Saham Eropa Terkoreksi dari Rekor
Saham-saham Eropa ditutup melemah pada Kamis (12/2), mengikuti penurunan di akhir sesi pasar saham Amerika Utara. Sentimen memburuk setelah muncul sinyal baru soal kekhawatiran belanja modal (capex) AI yang dinilai makin berat, serta potensi suku bunga Federal Reserve yang tetap ketat lebih lama. Tekanan juga datang dari serangkaian laporan kinerja perusahaan yang hasilnya kurang memuaskan.

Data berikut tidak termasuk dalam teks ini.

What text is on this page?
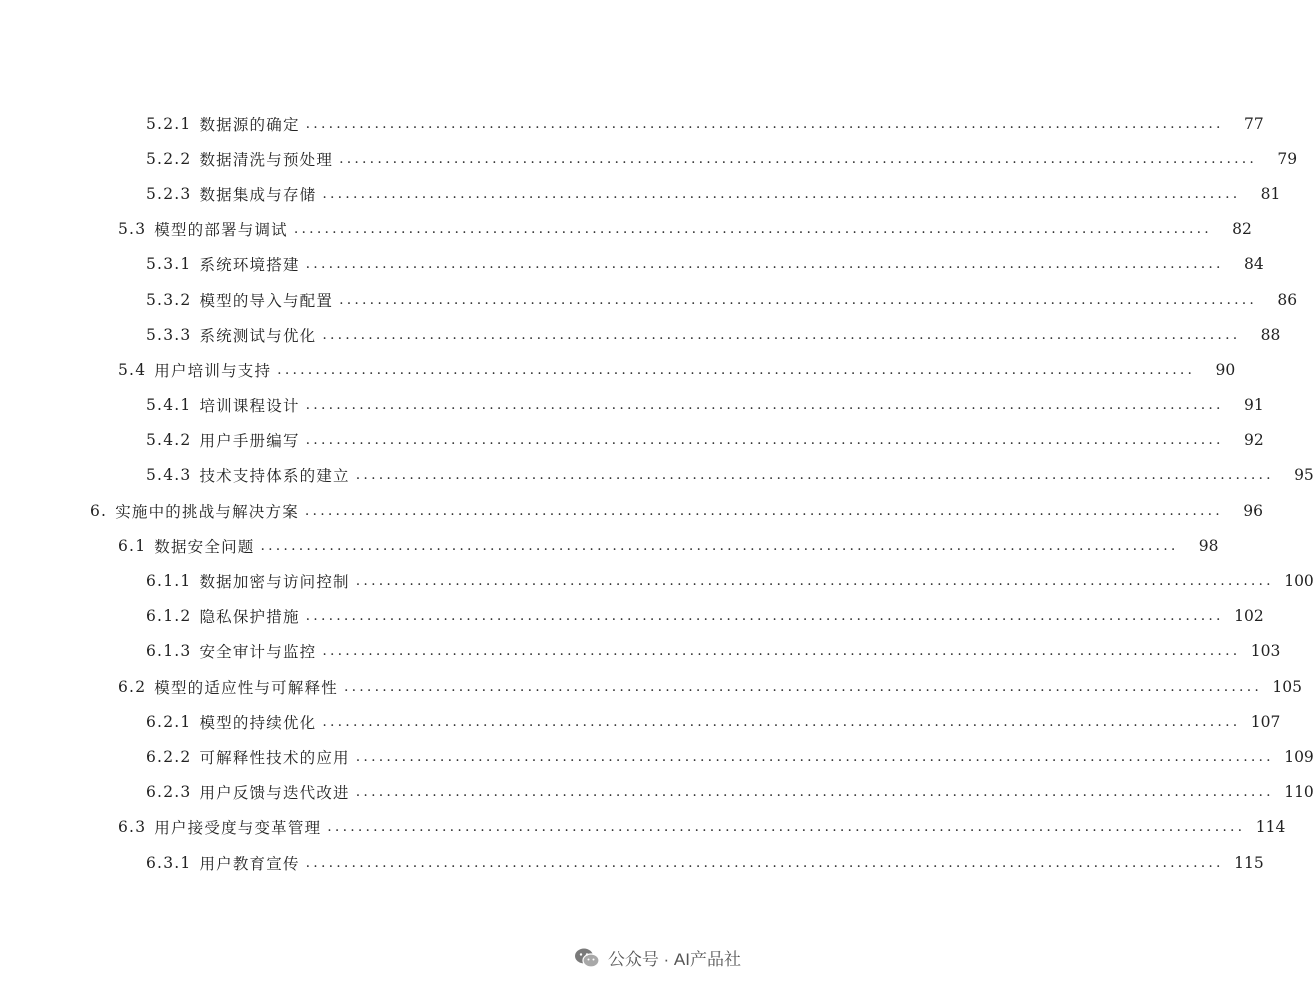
5.2.1 数据源的确定 ........................................................................................................................	77
5.2.2 数据清洗与预处理 ........................................................................................................................	79
5.2.3 数据集成与存储 ........................................................................................................................	81
5.3 模型的部署与调试 ........................................................................................................................	82
5.3.1 系统环境搭建 ........................................................................................................................	84
5.3.2 模型的导入与配置 ........................................................................................................................	86
5.3.3 系统测试与优化 ........................................................................................................................	88
5.4 用户培训与支持 ........................................................................................................................	90
5.4.1 培训课程设计 ........................................................................................................................	91
5.4.2 用户手册编写 ........................................................................................................................	92
5.4.3 技术支持体系的建立 ........................................................................................................................	95
6. 实施中的挑战与解决方案 ........................................................................................................................	96
6.1 数据安全问题 ........................................................................................................................	98
6.1.1 数据加密与访问控制 ........................................................................................................................ 100
6.1.2 隐私保护措施 ........................................................................................................................ 102
6.1.3 安全审计与监控 ........................................................................................................................ 103
6.2 模型的适应性与可解释性 ........................................................................................................................ 105
6.2.1 模型的持续优化 ........................................................................................................................ 107
6.2.2 可解释性技术的应用 ........................................................................................................................ 109
6.2.3 用户反馈与迭代改进 ........................................................................................................................ 110
6.3 用户接受度与变革管理 ........................................................................................................................ 114
6.3.1 用户教育宣传 ........................................................................................................................ 115
公众号 · AI产品社
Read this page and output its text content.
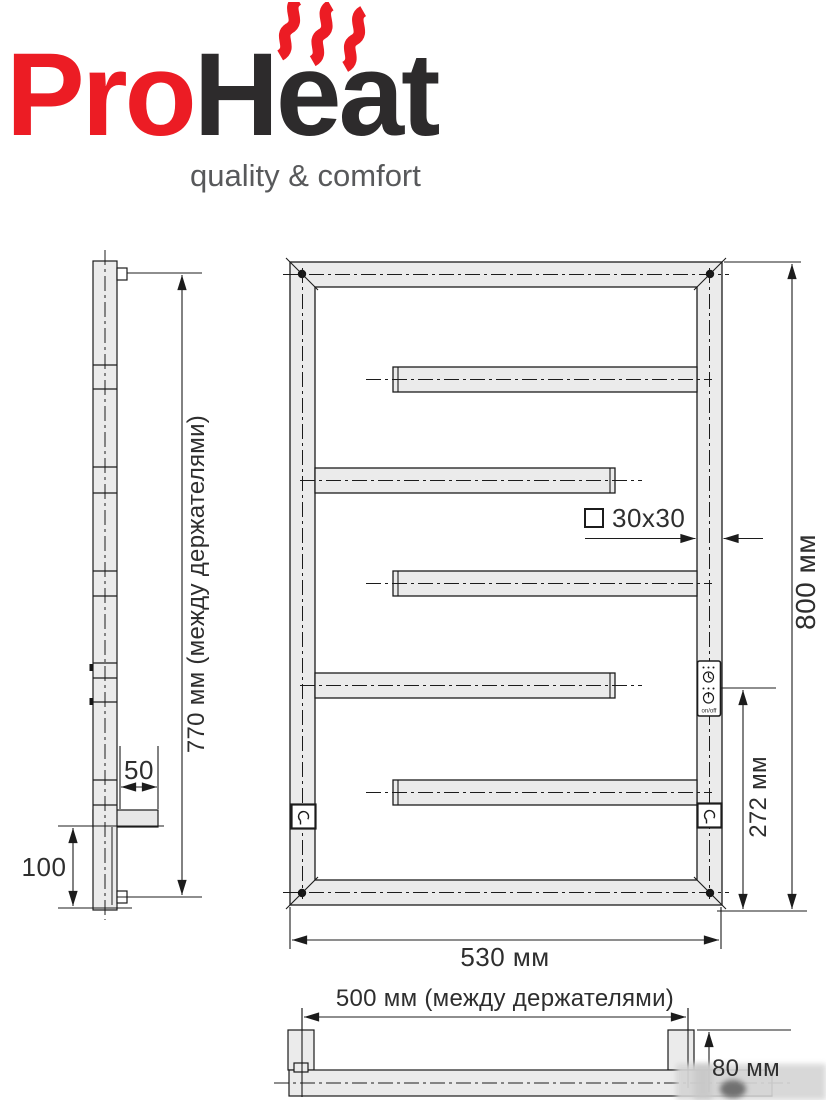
ProHeat
quality & comfort
770 мм (между держателями)
50
100
30x30
800 мм
272 мм
530 мм
500 мм (между держателями)
on/off
80 мм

Indeks STOXX 50 turun 0,5% ke 6.004, sementara STOXX 600 melemah 0,6% ke 618—setelah sempat menyentuh rekor tertinggi pada sesi sebelumnya. Saham ASML, Prosus, dan Infineon masing-masing turun sekitar 2%, sejalan dengan melemahnya sentimen pada emiten yang punya eksposur besar terhadap tema AI. Di sisi lain, Adyen anjlok lebih dari 21% setelah laporan keuangannya gagal memenuhi ekspektasi pasar.
Di sektor lain, Sanofi jatuh 4,5% setelah dewan direksi mencopot CEO-nya di tengah proses pemulihan (turnaround) yang dinilai mandek untuk raksasa vaksin tersebut. Mercedes-Benz turun 1,5% menyusul penurunan laba.
Namun tidak semua saham tertekan. Siemens ditutup sedikit menguat, meski sempat melonjak hingga 7% di tengah sesi, setelah grup teknologi itu menaikkan panduan laba (earnings guidance) berkat awal tahun fiskal yang kuat.(yds)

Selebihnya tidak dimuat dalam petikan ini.